Sabine Bauer, La Stagione Frankfurt, Michael Schneider - Georg Anton Benda - Harpsichord Concertos (...

Published On: 19-08-2016, 02:22

Artist:Sabine Bauer, La Stagione Frankfurt, Michael Schneider

Title:Georg Anton Benda - Harpsichord Concertos

Year Of Release:2005



Quality:FLAC (tracks+.cue)

Total Time:69:09

Total Size:435 Mb


Concerto f-moll
1. Allegro 6:36
2. Larghetto con sordini 7:07
3. Allegro di molto 4:00
Concerto F-Dur
4. Allegro 6:23
5. Andantino quasi Allegretto 8:29
6. Allegro assai, piu presto 5:34
Concerto G-Dur
7. Allegro moderato 5:48
8. Andante con moto 4:55
9. Allegro scherzando 2:16
Concerto h-moll
10. Allegro 6:21
11. Andante - Arioso 6:10
12. Allegro 5:03

Sabine Bauer - harpsichord
La Stagione Frankfurt
Michael Schneider - direction

Georg Anton Benda is one of those composers who had some amount of fame in his time, but is underrepresented in modern times both in publication and recording of his music.
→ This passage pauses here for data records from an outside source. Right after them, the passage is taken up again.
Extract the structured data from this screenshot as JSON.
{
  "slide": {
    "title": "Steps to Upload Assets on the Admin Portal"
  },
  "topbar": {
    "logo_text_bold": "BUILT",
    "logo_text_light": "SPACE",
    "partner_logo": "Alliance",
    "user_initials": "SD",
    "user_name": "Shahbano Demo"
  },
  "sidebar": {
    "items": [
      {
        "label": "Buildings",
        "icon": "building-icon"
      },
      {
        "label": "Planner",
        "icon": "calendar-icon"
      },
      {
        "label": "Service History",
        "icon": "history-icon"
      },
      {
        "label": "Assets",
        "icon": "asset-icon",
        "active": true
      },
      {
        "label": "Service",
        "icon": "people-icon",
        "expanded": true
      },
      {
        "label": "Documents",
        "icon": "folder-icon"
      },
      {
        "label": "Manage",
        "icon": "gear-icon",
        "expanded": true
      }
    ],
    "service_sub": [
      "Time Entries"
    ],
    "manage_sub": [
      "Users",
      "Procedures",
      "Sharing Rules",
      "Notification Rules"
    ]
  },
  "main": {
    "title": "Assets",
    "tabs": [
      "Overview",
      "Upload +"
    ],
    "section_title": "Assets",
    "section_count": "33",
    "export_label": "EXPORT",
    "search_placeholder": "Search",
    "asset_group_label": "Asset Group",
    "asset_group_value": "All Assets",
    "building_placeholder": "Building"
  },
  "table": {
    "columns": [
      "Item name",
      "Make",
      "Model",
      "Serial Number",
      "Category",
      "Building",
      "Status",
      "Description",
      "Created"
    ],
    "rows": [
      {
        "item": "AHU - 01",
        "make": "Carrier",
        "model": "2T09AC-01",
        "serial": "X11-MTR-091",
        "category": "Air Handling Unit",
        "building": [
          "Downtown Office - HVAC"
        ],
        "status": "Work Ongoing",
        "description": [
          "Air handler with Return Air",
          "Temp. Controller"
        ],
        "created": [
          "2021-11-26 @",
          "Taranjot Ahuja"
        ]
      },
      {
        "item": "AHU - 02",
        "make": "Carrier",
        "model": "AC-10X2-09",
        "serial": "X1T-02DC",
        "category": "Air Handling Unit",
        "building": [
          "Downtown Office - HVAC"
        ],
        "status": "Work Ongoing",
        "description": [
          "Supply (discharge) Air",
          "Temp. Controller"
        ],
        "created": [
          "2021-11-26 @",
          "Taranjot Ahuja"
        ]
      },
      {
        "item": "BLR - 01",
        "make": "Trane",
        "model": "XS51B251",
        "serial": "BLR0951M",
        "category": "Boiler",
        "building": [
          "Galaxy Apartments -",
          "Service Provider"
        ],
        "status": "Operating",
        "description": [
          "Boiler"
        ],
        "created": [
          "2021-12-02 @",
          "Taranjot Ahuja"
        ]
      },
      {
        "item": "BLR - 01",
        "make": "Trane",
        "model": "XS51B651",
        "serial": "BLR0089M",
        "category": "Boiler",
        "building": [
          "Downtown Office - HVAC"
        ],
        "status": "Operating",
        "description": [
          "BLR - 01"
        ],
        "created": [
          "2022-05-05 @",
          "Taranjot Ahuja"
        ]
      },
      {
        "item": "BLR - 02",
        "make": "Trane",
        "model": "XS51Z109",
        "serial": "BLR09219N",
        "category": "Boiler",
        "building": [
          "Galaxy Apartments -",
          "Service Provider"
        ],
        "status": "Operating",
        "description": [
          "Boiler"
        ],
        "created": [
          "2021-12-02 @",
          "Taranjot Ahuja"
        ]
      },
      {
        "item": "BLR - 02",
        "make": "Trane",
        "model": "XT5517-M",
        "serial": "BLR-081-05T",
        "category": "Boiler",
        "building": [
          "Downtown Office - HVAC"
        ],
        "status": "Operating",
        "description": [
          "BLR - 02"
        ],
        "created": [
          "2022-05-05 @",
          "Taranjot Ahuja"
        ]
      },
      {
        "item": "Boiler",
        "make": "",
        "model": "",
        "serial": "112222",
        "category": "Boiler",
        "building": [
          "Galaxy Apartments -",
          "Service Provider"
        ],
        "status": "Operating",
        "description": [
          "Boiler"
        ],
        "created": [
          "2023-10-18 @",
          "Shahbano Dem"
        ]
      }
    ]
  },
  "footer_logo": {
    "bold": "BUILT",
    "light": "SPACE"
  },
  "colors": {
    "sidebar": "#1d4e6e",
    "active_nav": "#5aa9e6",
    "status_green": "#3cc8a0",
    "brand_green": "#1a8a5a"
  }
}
Although he was more widely known for his stage works, some degree of his reputation was built on his harpsichord concertos. The four on this recording by Sabine Bauer and La Stagione Frankfurt show very clearly characteristics of that period in the middle of the eighteenth century when the Baroque was waning and the Classical-era was waxing. The facts that they were specifically for harpsichord and that the harpsichord is also a member of the orchestra are the most obvious Baroque elements. Benda wrote nearly all of the movements in a ritornello form, with the orchestra and soloist trading off as they do in Vivaldi's concertos. What marks these works as belonging to a later period, however, are the changing moods in each movement. The F minor Concerto sounds as if a Vivaldi concerto were being played with Haydn's Sturm und Drang upheaval. The fast movements of the B minor are also full of tension. The F major and G major concertos are less dramatic, and the finale of the G major is even playful, but the harpsichord part in both concertos is still florid and flashy. Bauer handles the incredibly brisk tempos of conductor Michael Schneider with the greatest of ease, along with all the fancy ornamentation and even hand crossing. She also gives a sympathetic dignity to the slow movements. The orchestra plays much more of a supporting role in those movements, but Schneider and La Stagione are still precise, just as they are vigorous in the fast movements. The recording's sound is very good, not artificially boosting the harpsichord's sound to equal that of the full orchestra or rise above it. Bauer and La Stagione have done an excellent job of dusting off and polishing Benda's reputation.